In the meantime, employers will have to review their employment relationships with current employees. The success of the gig economy is increasing the number of workers taking on gig work, where employees leave the formal employment workplace for a spot in this new full-time workforce.
This will require employers to determine new ways to retain their current workforce, especially at a time when unemployment is low to be able to replace any employees who do leave.
An increasing number of governments are starting to take notice. It is argued that governments need to find ways to deal with and absorb this new reality.
For example, Hawaii, which relies heavily on service-based jobs, recently passed House Concurrent Resolution 89. This resolution acknowledged this new disruption economy and its potential impact to the employees of the state. The state agreed to create a working group to address these concerns to increase wages, benefits and working conditions in the future. One of the solutions this working group is set to review is a Universal Basic Income (UBI).

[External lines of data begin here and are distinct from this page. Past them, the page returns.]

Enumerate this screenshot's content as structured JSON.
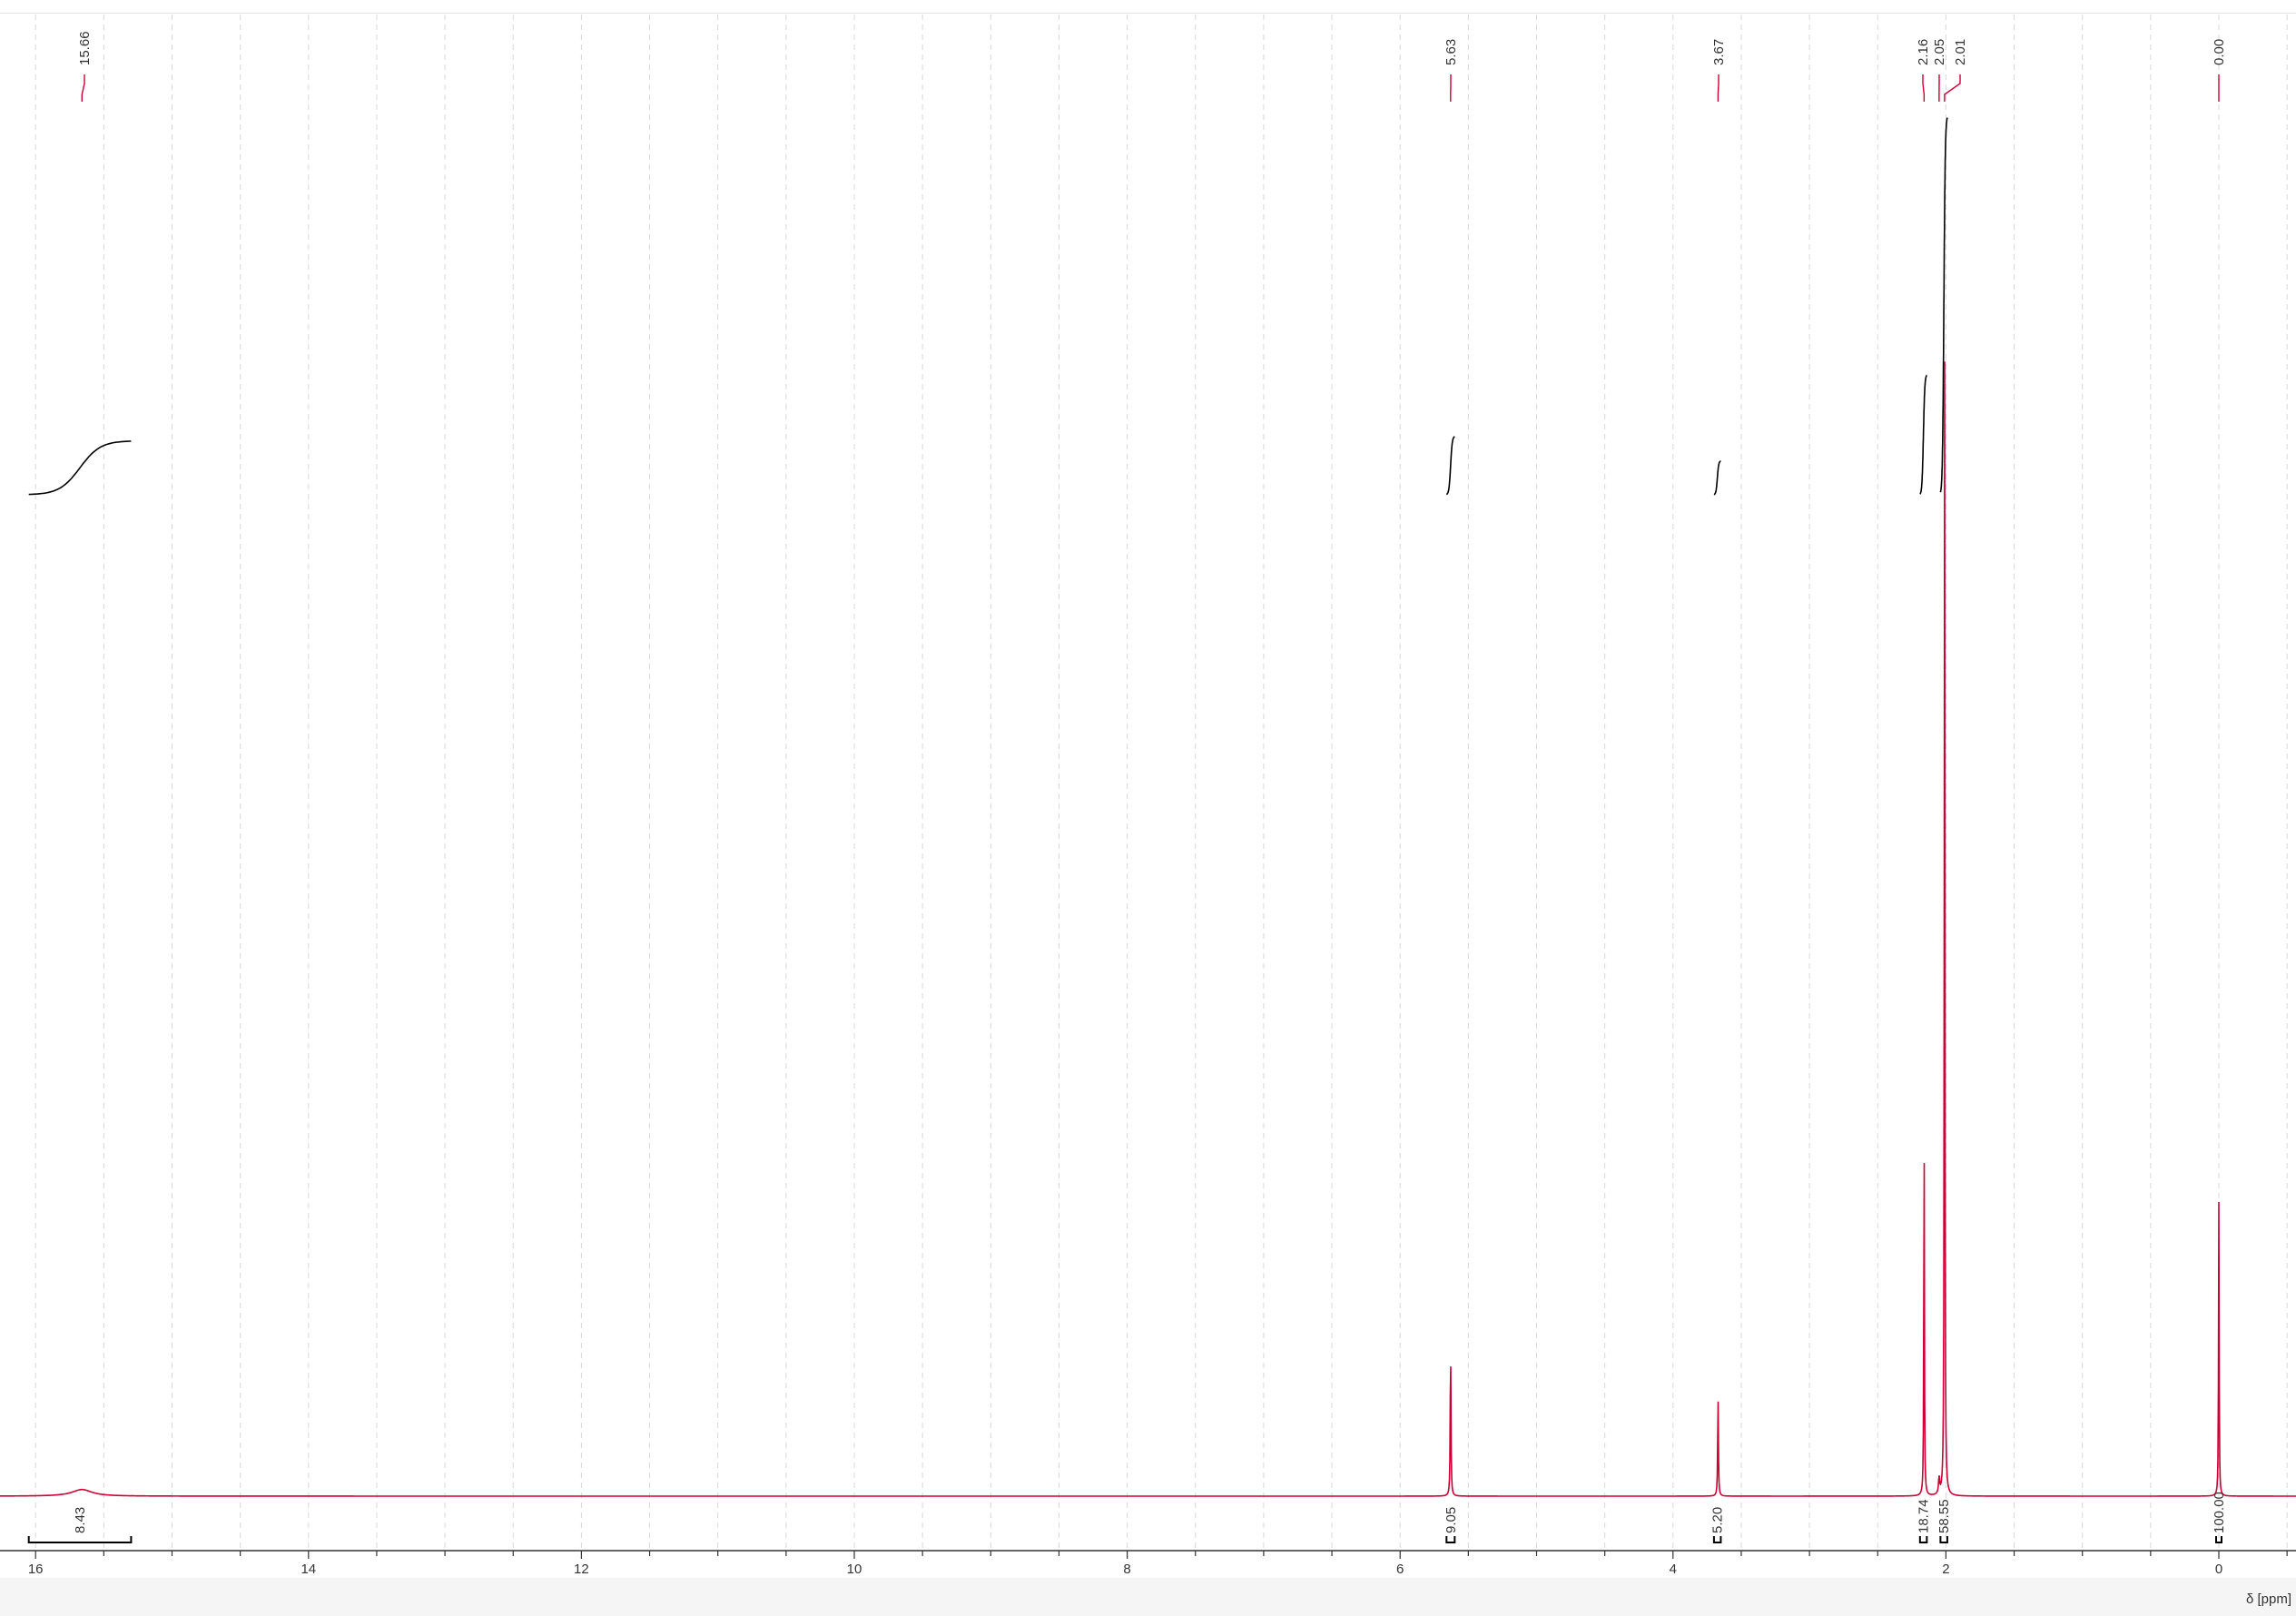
{
  "chart_data": {
    "type": "line",
    "title": "",
    "xlabel": "δ [ppm]",
    "ylabel": "",
    "x_reversed": true,
    "xlim": [
      16.2,
      -0.5
    ],
    "x_ticks": [
      16,
      14,
      12,
      10,
      8,
      6,
      4,
      2,
      0
    ],
    "x_tick_labels": [
      "16",
      "14",
      "12",
      "10",
      "8",
      "6",
      "4",
      "2",
      "0"
    ],
    "grid": "vertical dashed",
    "colors": {
      "spectrum": "#cc0033",
      "integral": "#000000",
      "grid": "#d8d8d8",
      "axis": "#333333"
    },
    "series": [
      {
        "peaks": [
          {
            "ppm": 15.66,
            "height": 0.005,
            "width": 0.18
          },
          {
            "ppm": 5.63,
            "height": 0.115,
            "width": 0.006
          },
          {
            "ppm": 3.67,
            "height": 0.075,
            "width": 0.006
          },
          {
            "ppm": 2.16,
            "height": 0.29,
            "width": 0.005
          },
          {
            "ppm": 2.05,
            "height": 0.012,
            "width": 0.01
          },
          {
            "ppm": 2.01,
            "height": 0.92,
            "width": 0.005
          },
          {
            "ppm": 0.0,
            "height": 0.222,
            "width": 0.005
          }
        ]
      }
    ],
    "peak_labels": [
      {
        "text": "15.66",
        "ppm": 15.66
      },
      {
        "text": "5.63",
        "ppm": 5.63
      },
      {
        "text": "3.67",
        "ppm": 3.67
      },
      {
        "text": "2.16",
        "ppm": 2.16
      },
      {
        "text": "2.05",
        "ppm": 2.05
      },
      {
        "text": "2.01",
        "ppm": 2.01
      },
      {
        "text": "0.00",
        "ppm": 0.0
      }
    ],
    "integrals": [
      {
        "from": 16.05,
        "to": 15.3,
        "value": "8.43",
        "rise": 0.035
      },
      {
        "from": 5.66,
        "to": 5.6,
        "value": "9.05",
        "rise": 0.038
      },
      {
        "from": 3.7,
        "to": 3.65,
        "value": "5.20",
        "rise": 0.022
      },
      {
        "from": 2.19,
        "to": 2.14,
        "value": "18.74",
        "rise": 0.078
      },
      {
        "from": 2.04,
        "to": 1.99,
        "value": "58.55",
        "rise": 0.246
      },
      {
        "from": 0.02,
        "to": -0.02,
        "value": "100.00",
        "rise": 0.0
      }
    ]
  }
}
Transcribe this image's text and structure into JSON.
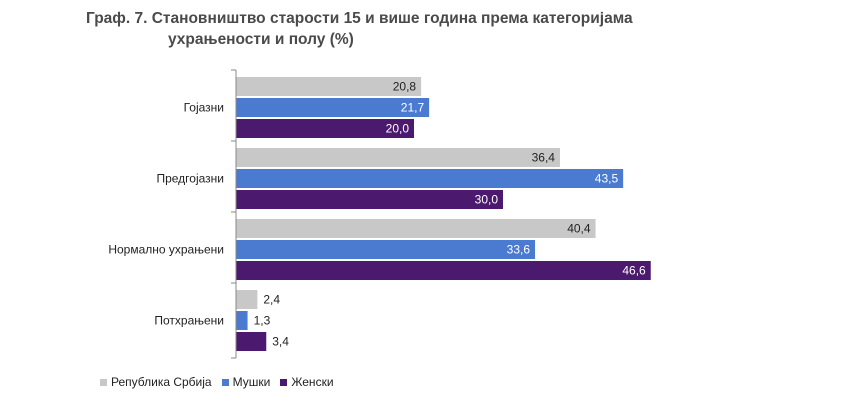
{
  "chart_data": {
    "type": "bar",
    "orientation": "horizontal",
    "title_line1": "Граф. 7.  Становништво старости 15 и више година према категоријама",
    "title_line2": "ухрањености и полу (%)",
    "categories": [
      "Гојазни",
      "Предгојазни",
      "Нормално ухрањени",
      "Потхрањени"
    ],
    "series": [
      {
        "name": "Република Србија",
        "color": "#c8c8c8",
        "label_color": "#222222",
        "values": [
          20.8,
          36.4,
          40.4,
          2.4
        ],
        "labels": [
          "20,8",
          "36,4",
          "40,4",
          "2,4"
        ]
      },
      {
        "name": "Мушки",
        "color": "#4a7bd0",
        "label_color": "#ffffff",
        "values": [
          21.7,
          43.5,
          33.6,
          1.3
        ],
        "labels": [
          "21,7",
          "43,5",
          "33,6",
          "1,3"
        ]
      },
      {
        "name": "Женски",
        "color": "#4b1a6e",
        "label_color": "#ffffff",
        "values": [
          20.0,
          30.0,
          46.6,
          3.4
        ],
        "labels": [
          "20,0",
          "30,0",
          "46,6",
          "3,4"
        ]
      }
    ],
    "xlim": [
      0,
      50
    ],
    "grid": false,
    "legend": "bottom-left"
  }
}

UBI gives everyone in a country, state, county or city gets an annual or monthly check to prevent them from falling below the federal poverty level.
Hawaii isn’t alone. Finland, Ontario and San Francisco are also researching and experimenting with UBI. Hawaii believes that UBI would allow for retraining a workforce impacted by the disruption economy, part-time work and job-sharing in the fewer jobs that are available.
While the full impacts of this new reality remain unknown, it is certain that there will be labor impacts that affect employers and employees. The natural consequences to the labor force are already occurring.
The rise in governmental awareness to this issue will most likely result in new labor laws and regulations of which employers will need to know and comply. In the meantime, we will continue to see employment relationships defined in the workplace, the agency regulatory level and in the court system.